With the Horn of Africa, comprising Ethiopia, Kenya and Somalia, currently ravaged by the worst drought in decades; India and Pakistan in the middle of a stifling heatwave, and Russia blocking wheat and sunflower seeds exports from Ukraine at ports along the Black Sea, the UN estimates that about 200 million people are facing acute hunger, double the figure of five years ago.

“We are in trouble. The war in Ukraine is dramatic in so many ways. There is an acute crisis in food, fuel and finance,” Achim Steiner, the administrator of the UN Development Programme said at the WEF. “We are in the middle of a series of unfolding crises and the world is not prepared for it.”

With many of the political grandees from the rest of the world absent from Davos, EU leaders found themselves holding a stronger voice than usual.

Dutch prime minister Mark Rutte was on a roll on a panel discussing “European unity in a disordered world”, highlighting how the EU surprised the world by how quickly it responded collectively to the Covid-19 crisis and Russia’s invasion of Ukraine.

“We were all amazed by how fast we could act,” said Rutte, who, in his 12 years as prime minister, has sat through his fair share of late-night EU-level crisis debates that went nowhere.

Rutte said that the EU, for too long, has punched below its weight on the global stage, and has for “too long been a playing field instead of being a player”. He used the platform to say that big countries like Germany, France and Italy will ultimately need to give up some of their sovereignty on foreign policy in order for the EU to take a lead in major issues internationally.

ECB president Christine Lagarde said on the same panel that Europe needed to “flex its muscles” more internationally, based on the facts that it is the top trading partner of 80 other countries around the world and has massive purchasing power.

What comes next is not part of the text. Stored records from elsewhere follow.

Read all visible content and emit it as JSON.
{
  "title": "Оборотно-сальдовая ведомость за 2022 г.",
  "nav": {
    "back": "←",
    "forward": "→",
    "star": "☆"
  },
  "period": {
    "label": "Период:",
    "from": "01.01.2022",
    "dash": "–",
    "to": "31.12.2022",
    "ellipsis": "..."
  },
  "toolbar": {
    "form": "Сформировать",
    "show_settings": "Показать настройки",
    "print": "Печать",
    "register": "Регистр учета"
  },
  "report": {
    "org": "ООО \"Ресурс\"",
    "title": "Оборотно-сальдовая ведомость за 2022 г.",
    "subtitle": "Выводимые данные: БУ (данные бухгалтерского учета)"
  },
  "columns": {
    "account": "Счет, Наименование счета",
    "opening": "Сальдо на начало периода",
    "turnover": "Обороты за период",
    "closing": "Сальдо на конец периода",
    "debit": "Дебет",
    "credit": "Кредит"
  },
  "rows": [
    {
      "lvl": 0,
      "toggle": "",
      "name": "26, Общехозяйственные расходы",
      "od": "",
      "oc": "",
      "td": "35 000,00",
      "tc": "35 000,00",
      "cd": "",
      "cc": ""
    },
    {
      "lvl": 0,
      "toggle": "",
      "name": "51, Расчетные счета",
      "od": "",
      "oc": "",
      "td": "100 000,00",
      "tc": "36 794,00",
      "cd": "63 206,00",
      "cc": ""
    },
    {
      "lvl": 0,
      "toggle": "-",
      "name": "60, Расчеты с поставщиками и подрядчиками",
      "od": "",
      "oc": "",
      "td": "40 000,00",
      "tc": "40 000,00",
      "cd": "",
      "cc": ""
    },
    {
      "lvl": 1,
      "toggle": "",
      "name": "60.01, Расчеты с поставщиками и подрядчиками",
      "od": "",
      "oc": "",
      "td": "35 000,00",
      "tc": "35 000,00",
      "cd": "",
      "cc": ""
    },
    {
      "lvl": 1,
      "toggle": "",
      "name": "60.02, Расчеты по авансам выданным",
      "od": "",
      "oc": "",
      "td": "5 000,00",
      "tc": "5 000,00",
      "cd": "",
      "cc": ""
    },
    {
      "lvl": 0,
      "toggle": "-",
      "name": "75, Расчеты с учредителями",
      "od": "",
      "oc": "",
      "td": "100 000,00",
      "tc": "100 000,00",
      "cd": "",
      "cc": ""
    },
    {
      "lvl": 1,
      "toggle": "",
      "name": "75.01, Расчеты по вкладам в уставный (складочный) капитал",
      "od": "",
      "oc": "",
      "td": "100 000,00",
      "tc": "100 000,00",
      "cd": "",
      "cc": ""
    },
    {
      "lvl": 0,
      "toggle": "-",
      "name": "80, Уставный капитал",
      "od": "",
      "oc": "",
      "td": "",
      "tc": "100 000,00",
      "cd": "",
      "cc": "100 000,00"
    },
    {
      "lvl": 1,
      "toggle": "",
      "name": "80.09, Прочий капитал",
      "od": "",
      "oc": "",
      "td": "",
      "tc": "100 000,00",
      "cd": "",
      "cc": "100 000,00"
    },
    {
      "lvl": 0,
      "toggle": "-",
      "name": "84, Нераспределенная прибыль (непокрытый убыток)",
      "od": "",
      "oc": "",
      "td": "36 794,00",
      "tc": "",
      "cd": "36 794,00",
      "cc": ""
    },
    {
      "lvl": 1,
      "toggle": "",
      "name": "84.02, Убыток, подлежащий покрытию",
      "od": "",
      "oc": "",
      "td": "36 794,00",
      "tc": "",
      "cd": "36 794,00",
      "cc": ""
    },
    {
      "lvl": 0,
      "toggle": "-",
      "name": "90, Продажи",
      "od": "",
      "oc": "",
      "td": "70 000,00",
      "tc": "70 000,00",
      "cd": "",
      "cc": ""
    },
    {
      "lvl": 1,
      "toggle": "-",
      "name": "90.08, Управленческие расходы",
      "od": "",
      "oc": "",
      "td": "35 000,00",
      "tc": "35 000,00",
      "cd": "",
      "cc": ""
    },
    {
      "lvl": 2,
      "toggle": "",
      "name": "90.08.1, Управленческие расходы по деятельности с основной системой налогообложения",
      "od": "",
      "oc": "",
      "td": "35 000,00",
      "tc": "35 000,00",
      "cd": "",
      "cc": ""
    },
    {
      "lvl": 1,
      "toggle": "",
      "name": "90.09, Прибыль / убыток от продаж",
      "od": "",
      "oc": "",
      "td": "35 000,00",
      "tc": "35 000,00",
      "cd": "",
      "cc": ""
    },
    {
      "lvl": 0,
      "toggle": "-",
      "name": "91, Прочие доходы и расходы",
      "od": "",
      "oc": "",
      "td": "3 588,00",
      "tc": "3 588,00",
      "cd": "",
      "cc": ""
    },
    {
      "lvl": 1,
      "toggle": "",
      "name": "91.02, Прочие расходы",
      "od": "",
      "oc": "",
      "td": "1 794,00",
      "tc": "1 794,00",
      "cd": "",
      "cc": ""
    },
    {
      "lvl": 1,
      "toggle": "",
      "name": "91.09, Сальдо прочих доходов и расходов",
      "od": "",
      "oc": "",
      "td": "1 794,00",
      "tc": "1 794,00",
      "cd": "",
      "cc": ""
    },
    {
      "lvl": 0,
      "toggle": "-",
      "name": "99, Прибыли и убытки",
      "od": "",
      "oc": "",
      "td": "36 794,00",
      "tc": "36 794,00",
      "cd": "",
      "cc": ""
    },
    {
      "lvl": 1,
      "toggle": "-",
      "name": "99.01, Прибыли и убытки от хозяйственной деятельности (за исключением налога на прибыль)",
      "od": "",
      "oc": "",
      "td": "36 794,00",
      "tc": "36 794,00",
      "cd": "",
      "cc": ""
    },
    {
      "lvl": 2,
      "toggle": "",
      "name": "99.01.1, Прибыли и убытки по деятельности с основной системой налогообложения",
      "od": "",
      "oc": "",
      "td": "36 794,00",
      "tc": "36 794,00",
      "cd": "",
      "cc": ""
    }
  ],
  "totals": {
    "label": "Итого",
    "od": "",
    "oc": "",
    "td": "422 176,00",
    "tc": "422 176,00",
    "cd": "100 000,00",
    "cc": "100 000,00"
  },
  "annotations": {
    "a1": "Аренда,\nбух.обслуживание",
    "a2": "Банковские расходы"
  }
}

“That is power,” she said. “But we have to be that moral power that puts values in advance of the gains and savings that we have focused too much on in the past.”

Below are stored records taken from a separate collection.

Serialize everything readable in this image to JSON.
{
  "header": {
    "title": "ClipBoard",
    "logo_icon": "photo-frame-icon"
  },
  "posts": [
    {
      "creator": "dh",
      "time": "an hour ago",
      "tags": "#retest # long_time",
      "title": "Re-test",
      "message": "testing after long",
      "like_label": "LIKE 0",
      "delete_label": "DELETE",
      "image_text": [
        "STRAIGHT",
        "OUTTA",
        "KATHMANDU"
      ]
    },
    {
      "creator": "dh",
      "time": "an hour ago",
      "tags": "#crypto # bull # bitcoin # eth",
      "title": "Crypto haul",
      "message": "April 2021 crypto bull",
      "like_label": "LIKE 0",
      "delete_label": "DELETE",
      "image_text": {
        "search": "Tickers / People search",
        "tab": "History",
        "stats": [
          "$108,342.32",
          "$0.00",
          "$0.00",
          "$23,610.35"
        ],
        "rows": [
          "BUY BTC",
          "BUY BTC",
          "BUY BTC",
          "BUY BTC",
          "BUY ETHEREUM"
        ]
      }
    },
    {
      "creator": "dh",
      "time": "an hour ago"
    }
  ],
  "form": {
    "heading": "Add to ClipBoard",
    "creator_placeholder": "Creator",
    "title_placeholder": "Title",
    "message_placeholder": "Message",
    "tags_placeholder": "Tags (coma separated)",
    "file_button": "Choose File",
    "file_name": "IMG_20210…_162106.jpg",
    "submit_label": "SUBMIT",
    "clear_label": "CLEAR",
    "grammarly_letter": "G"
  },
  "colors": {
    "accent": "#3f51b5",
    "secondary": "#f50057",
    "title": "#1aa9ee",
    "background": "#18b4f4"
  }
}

But, of course, national interests remain high on the agenda, as ever, at Davos, with the Taoiseach making sure to attend an IDA dinner on Wednesday evening for more than 50 international business executives.

Multinationals based in Ireland announced a record number of new jobs last year, even as the economy struggled with Covid-19. This was, according to IDA chief executive Martin Shanahan, largely due to the IDA’s focus on areas such as technology and pharmaceuticals and the fact that large overseas companies gravitated towards “tried to trusted” locations for investment when pitches were being made via Zoom calls, rather than in person.

Shanahan, for one, wasn’t disheartened by this year’s more low-key Davos.

“We may not have the usual razzmatazz this year, but the people I want to speak to are here,” he said. “Attending Davos is still one of the most efficient uses of my time.”